My Chicago Home

My Chicago Home
How can we best live as modern, active contemplatives where prairie meets city?

Monday, May 23, 2011

Stargazing and Lake Walking

Chicago Skyline Panorama from Adler Planetarium by southerntabitha

southerntabitha on Flickr.
In late May, children finish their final flurry of field trips before summer, and adults long to burst bonds of office and household walls.


Stargazing and Lake Walking
By Marianna Bartholomew


Lake Michigan is today as deep-hued and inviting as the Mediterranean
The Planetarium bobs on its surface like a misplaced Pantheon


I sit like some pith-chewing philosopher in my 30th-floor office perch
my eyes turned to the shore


Today is a business day


But what means that to the resplendent turquoise waters
the reeling gulls
or to neck-craning school children gazing 
at the stars


In my thoughts, I join them
Orion, Cygnus the Swan
then half-melted Milky Ways on the lawn
with a peanut butter and jelly lunch


The wind, the nostril-pinching sniff of alewives
The crunching of city grass and candy bar wrappers underfoot
A frisbee, crack! in the back
laughter
 Photo of Chicago's Adler Planetarium courtesy of Dee W.
on Yelp


And always, the beckoning of the blue
and, if you pretend, pure
lake water
lapping like the sea


Like the Mediterranean


It's a magnet
My computer is no competition


I should be star-gazing and lake walking
on this late May day.


Okay, it originally read "late April day," but I adapted that last line for this post.
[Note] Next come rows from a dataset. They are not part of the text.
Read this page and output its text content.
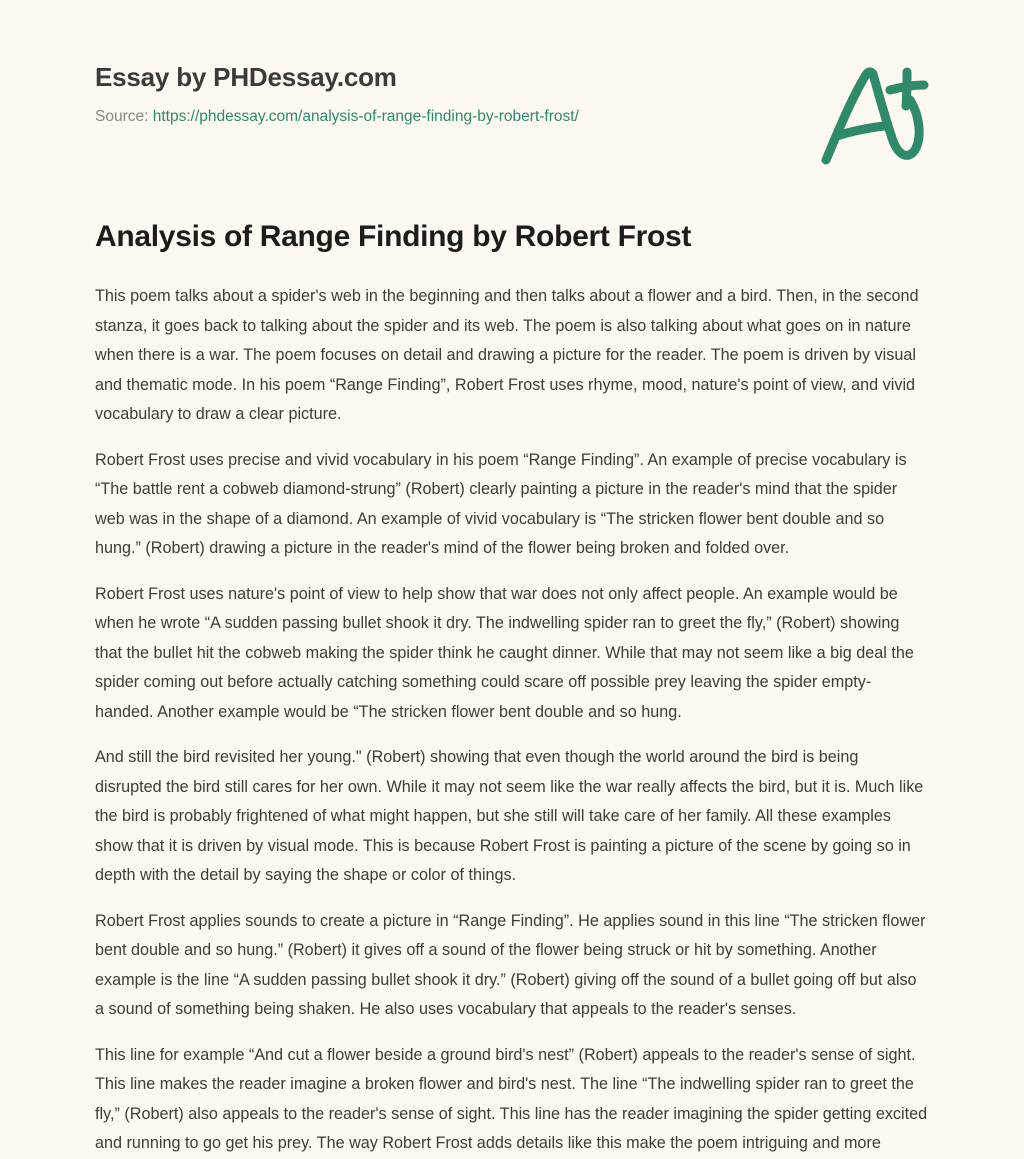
Essay by PHDessay.com
Source: https://phdessay.com/analysis-of-range-finding-by-robert-frost/
Analysis of Range Finding by Robert Frost

This poem talks about a spider's web in the beginning and then talks about a flower and a bird. Then, in the second stanza, it goes back to talking about the spider and its web. The poem is also talking about what goes on in nature when there is a war. The poem focuses on detail and drawing a picture for the reader. The poem is driven by visual and thematic mode. In his poem “Range Finding”, Robert Frost uses rhyme, mood, nature's point of view, and vivid vocabulary to draw a clear picture.

Robert Frost uses precise and vivid vocabulary in his poem “Range Finding”. An example of precise vocabulary is “The battle rent a cobweb diamond-strung” (Robert) clearly painting a picture in the reader's mind that the spider web was in the shape of a diamond. An example of vivid vocabulary is “The stricken flower bent double and so hung.” (Robert) drawing a picture in the reader's mind of the flower being broken and folded over.

Robert Frost uses nature's point of view to help show that war does not only affect people. An example would be when he wrote “A sudden passing bullet shook it dry. The indwelling spider ran to greet the fly,” (Robert) showing that the bullet hit the cobweb making the spider think he caught dinner. While that may not seem like a big deal the spider coming out before actually catching something could scare off possible prey leaving the spider empty-handed. Another example would be “The stricken flower bent double and so hung.

And still the bird revisited her young." (Robert) showing that even though the world around the bird is being disrupted the bird still cares for her own. While it may not seem like the war really affects the bird, but it is. Much like the bird is probably frightened of what might happen, but she still will take care of her family. All these examples show that it is driven by visual mode. This is because Robert Frost is painting a picture of the scene by going so in depth with the detail by saying the shape or color of things.

Robert Frost applies sounds to create a picture in “Range Finding”. He applies sound in this line “The stricken flower bent double and so hung.” (Robert) it gives off a sound of the flower being struck or hit by something. Another example is the line “A sudden passing bullet shook it dry.” (Robert) giving off the sound of a bullet going off but also a sound of something being shaken. He also uses vocabulary that appeals to the reader's senses.

This line for example “And cut a flower beside a ground bird's nest” (Robert) appeals to the reader's sense of sight. This line makes the reader imagine a broken flower and bird's nest. The line “The indwelling spider ran to greet the fly,” (Robert) also appeals to the reader's sense of sight. This line has the reader imagining the spider getting excited and running to go get his prey. The way Robert Frost adds details like this make the poem intriguing and more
I also have to chuckle at the "lake walking" bit. No, I'm not referring to walking on water, but beside it! I wrote this poem years ago as I was feeling tortured in nylons and heels, trapped in my glass office cage, overlooking an exquisitely beautiful Lake Michigan in spring. The Adler Planetarium really did look like it was "bobbing" on the waters. As I struggled to focus on my work, with an incredible, panoramic view laid out before me, I found myself with that surge of "Spring Fever" to cast it all aside and go play...to join those field tripping kids on the Planetarium lawn. 
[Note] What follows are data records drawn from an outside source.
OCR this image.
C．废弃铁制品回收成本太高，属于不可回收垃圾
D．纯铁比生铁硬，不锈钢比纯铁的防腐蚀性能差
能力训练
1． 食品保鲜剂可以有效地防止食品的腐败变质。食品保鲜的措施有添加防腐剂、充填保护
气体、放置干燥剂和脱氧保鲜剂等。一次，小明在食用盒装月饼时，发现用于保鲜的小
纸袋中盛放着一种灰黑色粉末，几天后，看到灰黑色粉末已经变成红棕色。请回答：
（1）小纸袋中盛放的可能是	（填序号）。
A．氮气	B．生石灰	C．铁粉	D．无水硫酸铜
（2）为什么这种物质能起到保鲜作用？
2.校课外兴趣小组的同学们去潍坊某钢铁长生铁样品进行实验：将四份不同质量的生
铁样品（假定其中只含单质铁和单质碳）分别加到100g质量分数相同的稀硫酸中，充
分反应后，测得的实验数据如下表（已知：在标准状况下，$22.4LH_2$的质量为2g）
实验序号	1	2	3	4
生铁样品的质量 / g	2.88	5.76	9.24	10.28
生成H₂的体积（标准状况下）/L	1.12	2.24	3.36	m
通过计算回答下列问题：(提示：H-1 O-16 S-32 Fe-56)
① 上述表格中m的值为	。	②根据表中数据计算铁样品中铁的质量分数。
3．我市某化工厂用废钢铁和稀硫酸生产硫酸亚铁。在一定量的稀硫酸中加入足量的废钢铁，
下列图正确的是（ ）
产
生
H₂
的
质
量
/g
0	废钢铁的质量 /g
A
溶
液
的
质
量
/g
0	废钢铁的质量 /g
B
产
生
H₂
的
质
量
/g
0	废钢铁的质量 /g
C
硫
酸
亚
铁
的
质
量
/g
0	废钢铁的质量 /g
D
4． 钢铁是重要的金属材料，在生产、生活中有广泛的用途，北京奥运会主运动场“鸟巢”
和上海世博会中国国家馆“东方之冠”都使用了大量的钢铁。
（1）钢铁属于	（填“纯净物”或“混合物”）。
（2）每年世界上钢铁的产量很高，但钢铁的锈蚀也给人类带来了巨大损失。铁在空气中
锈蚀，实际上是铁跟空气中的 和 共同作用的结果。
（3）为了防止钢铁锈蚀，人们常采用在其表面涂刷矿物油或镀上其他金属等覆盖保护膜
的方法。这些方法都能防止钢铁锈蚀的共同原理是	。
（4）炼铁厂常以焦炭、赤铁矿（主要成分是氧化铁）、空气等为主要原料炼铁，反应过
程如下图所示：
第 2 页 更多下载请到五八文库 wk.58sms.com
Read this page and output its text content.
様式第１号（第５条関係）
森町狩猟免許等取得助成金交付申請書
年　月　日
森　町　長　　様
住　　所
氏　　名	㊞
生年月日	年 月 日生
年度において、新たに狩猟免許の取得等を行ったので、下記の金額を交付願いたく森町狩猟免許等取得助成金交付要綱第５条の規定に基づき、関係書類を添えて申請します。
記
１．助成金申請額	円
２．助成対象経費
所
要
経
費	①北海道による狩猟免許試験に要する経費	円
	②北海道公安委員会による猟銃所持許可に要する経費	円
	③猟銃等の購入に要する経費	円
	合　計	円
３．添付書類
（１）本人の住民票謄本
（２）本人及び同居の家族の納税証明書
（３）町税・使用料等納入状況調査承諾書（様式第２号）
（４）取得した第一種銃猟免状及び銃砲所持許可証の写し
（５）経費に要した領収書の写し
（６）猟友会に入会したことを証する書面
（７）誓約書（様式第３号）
Anyway, milder, warmer days are bound to soon arrive, although I was wearing a winter coat last week,  temperature highs are predicted for just 56 degrees for tomorrow, and vacillating cold and warm fronts are stirring up fierce weather. 


I was finishing up this post when news came through of the devastating tornado that hit Joplin, Missouri. My heart and prayers go out to all those impacted by this horrific 2011 Tornado Season. I pray May closes out like a lamb and that no further lives might be lost to devastating storms.